The scene with the orphans and the snowball fight.
The scenes in Merrick's secret clearing in the forest, where Cas finally began to let the prince in.
The scenes where Princess Marjorie truly had her beloved brother's best interests and happiness at heart.
Visiting Cassius' family.
The night they shared at the inn.
There was a lot of internal monologuing as to their plight, due to not only their mutual attractions toward men, but also in regards to the differences in their social statuses. How can a prince and his valet truly find their Happily Ever After?
As a result, the story felt a bit unnecessarily long to me, covering a lot of the same concerns over and over again, which left me feeling a bit bored and wishing that "something" would happen. Sooner rather than eventually.

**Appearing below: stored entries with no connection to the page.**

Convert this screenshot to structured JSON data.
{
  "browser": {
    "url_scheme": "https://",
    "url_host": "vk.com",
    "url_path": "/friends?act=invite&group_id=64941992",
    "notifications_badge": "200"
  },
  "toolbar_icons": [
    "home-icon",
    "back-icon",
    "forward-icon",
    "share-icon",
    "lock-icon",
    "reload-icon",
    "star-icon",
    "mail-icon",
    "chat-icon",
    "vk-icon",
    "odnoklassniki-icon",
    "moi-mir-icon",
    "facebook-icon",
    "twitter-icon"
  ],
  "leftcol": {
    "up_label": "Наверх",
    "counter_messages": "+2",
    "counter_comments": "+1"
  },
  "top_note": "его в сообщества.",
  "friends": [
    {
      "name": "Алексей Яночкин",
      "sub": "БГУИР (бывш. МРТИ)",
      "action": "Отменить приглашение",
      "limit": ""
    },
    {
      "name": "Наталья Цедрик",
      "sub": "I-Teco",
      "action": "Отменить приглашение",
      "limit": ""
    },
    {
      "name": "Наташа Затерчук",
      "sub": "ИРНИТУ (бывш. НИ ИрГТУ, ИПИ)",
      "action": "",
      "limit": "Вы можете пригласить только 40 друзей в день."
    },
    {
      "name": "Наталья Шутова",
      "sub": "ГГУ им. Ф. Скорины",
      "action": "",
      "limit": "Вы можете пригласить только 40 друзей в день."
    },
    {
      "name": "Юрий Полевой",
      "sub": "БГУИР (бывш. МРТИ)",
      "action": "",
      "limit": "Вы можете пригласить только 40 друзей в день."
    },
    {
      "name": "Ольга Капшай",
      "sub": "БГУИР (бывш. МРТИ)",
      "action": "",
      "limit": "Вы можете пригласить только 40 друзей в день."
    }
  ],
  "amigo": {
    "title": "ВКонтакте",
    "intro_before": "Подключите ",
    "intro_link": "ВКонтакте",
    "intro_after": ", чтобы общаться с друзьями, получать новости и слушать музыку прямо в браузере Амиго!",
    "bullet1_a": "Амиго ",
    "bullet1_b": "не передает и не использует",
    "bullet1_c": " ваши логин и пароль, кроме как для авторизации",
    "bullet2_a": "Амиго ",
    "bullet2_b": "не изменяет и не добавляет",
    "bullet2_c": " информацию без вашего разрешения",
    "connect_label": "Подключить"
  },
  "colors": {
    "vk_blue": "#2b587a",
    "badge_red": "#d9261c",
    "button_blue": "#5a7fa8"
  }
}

Yes, I got that the pining and longing was a large part of all Cinderella-esque stories, but that didn't alleviate those moments of monotony for me. Maybe I'm just not really a fairytale kinda guy.
I did truly love the ending sections, from their night of being stranded at the inn and forward. That was when "things" actually started happening, some good and some that were heartbreaking, with the pacing finally being stepped up to what I usually prefer.
So while several parts of the story had me fully engaged and feeling *all* the feels, other parts felt more protracted, leaving this one with a solid 3.75 star rating when all was said and done.
My ARC copy of the book was provided by the publisher in exchange for a fair, unbiased review.